CM: In her painting works Tita Stavrou focuses on theme of abstraction based on the aesthetic of textured mixed media. The particular way in which she creates her picture is a record that aims at a very personal kind of harmony. The process is a continuous addition and subtraction. The work results from a kind of spontaneity, which alternates owing to conceptual choices. The artist tries for feelings not to interfere with the work, so that the subconscious and insight may guide the creative process. Thus, she hopes to visually record spiritual information, which upon being discovered may surprise the viewer. There lies the meaning for Stavrou. All the rest are external factors, sterile and superficial that suspectedly blur the clarity of the subconscious.
The work's composition is set by spontaneous gestures. The artist is inspired by the materials that create a tactile matière and lyrical elements of eastern art in conjunction with European postwar abstraction. The viewer, who is familiar with her broader work, may discern that Stavrou takes off from a base of cold tones and proceeds by introducing warm elements. In the present work, repeated interventions left behind a faint and light curve, which is neither a landscape or object. This soft form without sharp edges and tensions in suspended in an immaterial universe. The challenge concerns that though Curvature was created from a material that protrudes from the surface, that is entirely concrete, at the same time it canceled materiality. Thus it kept being corrected - the material was coming and going - in order to reach a constantly changing balance, which seeks the acceptance that the viewer retrieves from himself.

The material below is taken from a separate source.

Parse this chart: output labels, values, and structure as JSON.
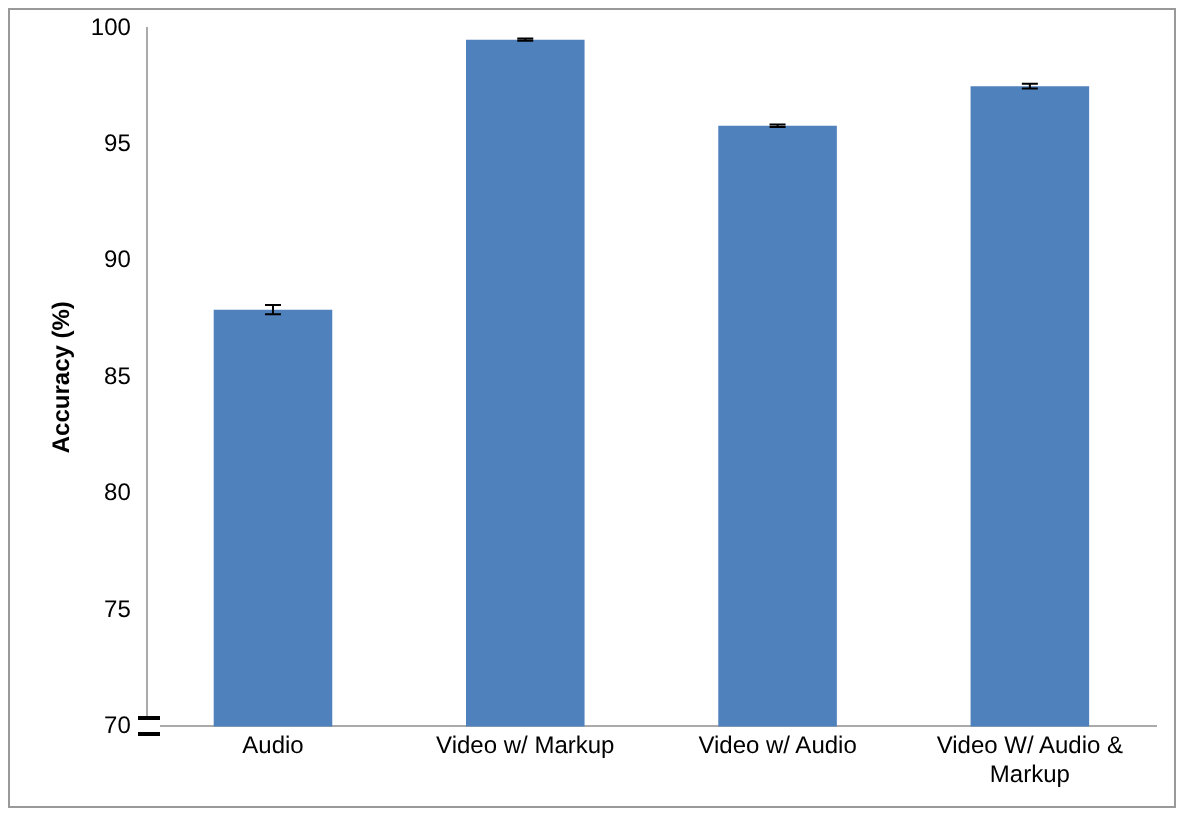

Stavrou is basically interested in things implied. Anything blatant is for her an easy solution. Although the composition is full of contrasts of light and shadow, the first impression is of a mild situation with muted colors. Stavrou would have wanted the viewer - if pausing - to stay not because something caught his first glance, but because he may enter an investigation process in response to the picture. Moreover, the work incorporates gold color as a scarce and valuable, but also perhaps as misleading element. As all her abstract works, they do not repel the viewer as something that is evasive. She does not mind her works to remind the beholder an interpretation of his own, even morphologically differentiated from her intention. But she hopes that eventually she presents to him something timeless, intangible things, situations beyond emotion.